Неправильное понимание сна. В эпохи грубой, первоначальной культуры человек полагал, что во сне он узнает другой реальный мир; здесь лежит начало всей метафизики. Без сна человек не имел бы никакого повода для деления мира на две половины. Деление на душу и тело также связано с самым древним пониманием сна, равно как и допущение воображаемого душевного тела, т. е. происхождение всей веры в духов и, вероятно, также веры в богов. «Мертвый продолжает жить, ибо он является во сне живому» – так умозаключали некогда, много тысячелетий подряд.

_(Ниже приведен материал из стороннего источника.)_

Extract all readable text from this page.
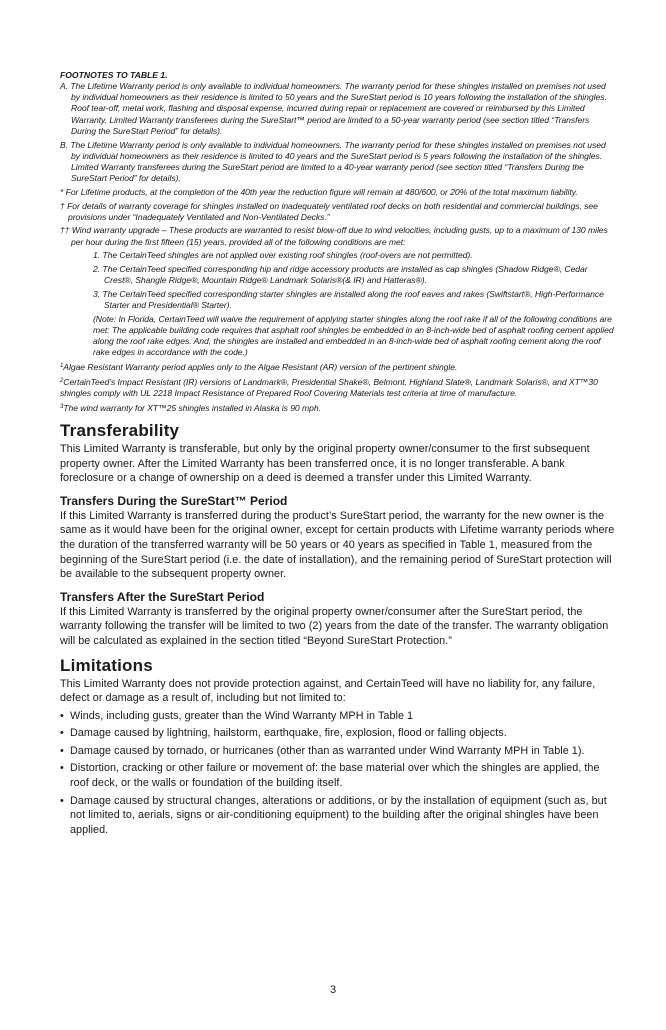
FOOTNOTES TO TABLE 1.

A. The Lifetime Warranty period is only available to individual homeowners. The warranty period for these shingles installed on premises not used by individual homeowners as their residence is limited to 50 years and the SureStart period is 10 years following the installation of the shingles. Roof tear-off, metal work, flashing and disposal expense, incurred during repair or replacement are covered or reimbursed by this Limited Warranty. Limited Warranty transferees during the SureStart™ period are limited to a 50-year warranty period (see section titled “Transfers During the SureStart Period” for details).

B. The Lifetime Warranty period is only available to individual homeowners. The warranty period for these shingles installed on premises not used by individual homeowners as their residence is limited to 40 years and the SureStart period is 5 years following the installation of the shingles. Limited Warranty transferees during the SureStart period are limited to a 40-year warranty period (see section titled “Transfers During the SureStart Period” for details).

* For Lifetime products, at the completion of the 40th year the reduction figure will remain at 480/600, or 20% of the total maximum liability.

† For details of warranty coverage for shingles installed on inadequately ventilated roof decks on both residential and commercial buildings, see provisions under “Inadequately Ventilated and Non-Ventilated Decks.”

†† Wind warranty upgrade – These products are warranted to resist blow-off due to wind velocities, including gusts, up to a maximum of 130 miles per hour during the first fifteen (15) years, provided all of the following conditions are met:

1. The CertainTeed shingles are not applied over existing roof shingles (roof-overs are not permitted).

2. The CertainTeed specified corresponding hip and ridge accessory products are installed as cap shingles (Shadow Ridge®, Cedar Crest®, Shangle Ridge®, Mountain Ridge® Landmark Solaris®(& IR) and Hatteras®).

3. The CertainTeed specified corresponding starter shingles are installed along the roof eaves and rakes (Swiftstart®, High-Performance Starter and Presidential® Starter).

(Note: In Florida, CertainTeed will waive the requirement of applying starter shingles along the roof rake if all of the following conditions are met: The applicable building code requires that asphalt roof shingles be embedded in an 8-inch-wide bed of asphalt roofing cement applied along the roof rake edges. And, the shingles are installed and embedded in an 8-inch-wide bed of asphalt roofing cement along the roof rake edges in accordance with the code.)

$^1$Algae Resistant Warranty period applies only to the Algae Resistant (AR) version of the pertinent shingle.

$^2$CertainTeed’s Impact Resistant (IR) versions of Landmark®, Presidential Shake®, Belmont, Highland Slate®, Landmark Solaris®, and XT™30 shingles comply with UL 2218 Impact Resistance of Prepared Roof Covering Materials test criteria at time of manufacture.

$^3$The wind warranty for XT™25 shingles installed in Alaska is 90 mph.

Transferability

This Limited Warranty is transferable, but only by the original property owner/consumer to the first subsequent property owner. After the Limited Warranty has been transferred once, it is no longer transferable. A bank foreclosure or a change of ownership on a deed is deemed a transfer under this Limited Warranty.

Transfers During the SureStart™ Period

If this Limited Warranty is transferred during the product’s SureStart period, the warranty for the new owner is the same as it would have been for the original owner, except for certain products with Lifetime warranty periods where the duration of the transferred warranty will be 50 years or 40 years as specified in Table 1, measured from the beginning of the SureStart period (i.e. the date of installation), and the remaining period of SureStart protection will be available to the subsequent property owner.

Transfers After the SureStart Period

If this Limited Warranty is transferred by the original property owner/consumer after the SureStart period, the warranty following the transfer will be limited to two (2) years from the date of the transfer. The warranty obligation will be calculated as explained in the section titled “Beyond SureStart Protection.”

Limitations

This Limited Warranty does not provide protection against, and CertainTeed will have no liability for, any failure, defect or damage as a result of, including but not limited to:

• Winds, including gusts, greater than the Wind Warranty MPH in Table 1
• Damage caused by lightning, hailstorm, earthquake, fire, explosion, flood or falling objects.
• Damage caused by tornado, or hurricanes (other than as warranted under Wind Warranty MPH in Table 1).
• Distortion, cracking or other failure or movement of: the base material over which the shingles are applied, the roof deck, or the walls or foundation of the building itself.
• Damage caused by structural changes, alterations or additions, or by the installation of equipment (such as, but not limited to, aerials, signs or air-conditioning equipment) to the building after the original shingles have been applied.
3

Научный дух могуществен в частностях, но не в целом. Отдельные, самые мелкие области науки трактуются чисто объективно; в отношении же общих крупных наук, рассматриваемых как целое, легко возникает вопрос – весьма необъективный вопрос: к чему они? какую пользу они приносят? В силу этого соображения полезности они, как целое, трактуются менее безлично, чем в своих частях. Наконец, в философии, как в вершине всей пирамиды знания, непроизвольно поднимается вопрос о пользе познания вообще, и каждая философия бессознательно имеет намерение приписать ему высшую полезность. Поэтому во всех философиях есть столько высоко парящей метафизики и такая боязнь незначительных с виду решений физики: ибо значительность познания для жизни должна казаться возможно большей. В этом – антагонизм между отдельными научными областями и философией. Последняя, подобно искусству, хочет придать жизни и действованию возможно большую глубину и значительность; в первых ищут только познания, и ничего более, – что бы из этого ни вышло. Не существовало доселе еще ни одного философа, в чьих руках философия не превращалась бы в апологию познания; в этом пункте по крайней мере каждый философ оптимист и уверен, что познанию должна быть приписана высшая полезность. Все они тиранизированы логикой, а логика есть по своему существу оптимизм.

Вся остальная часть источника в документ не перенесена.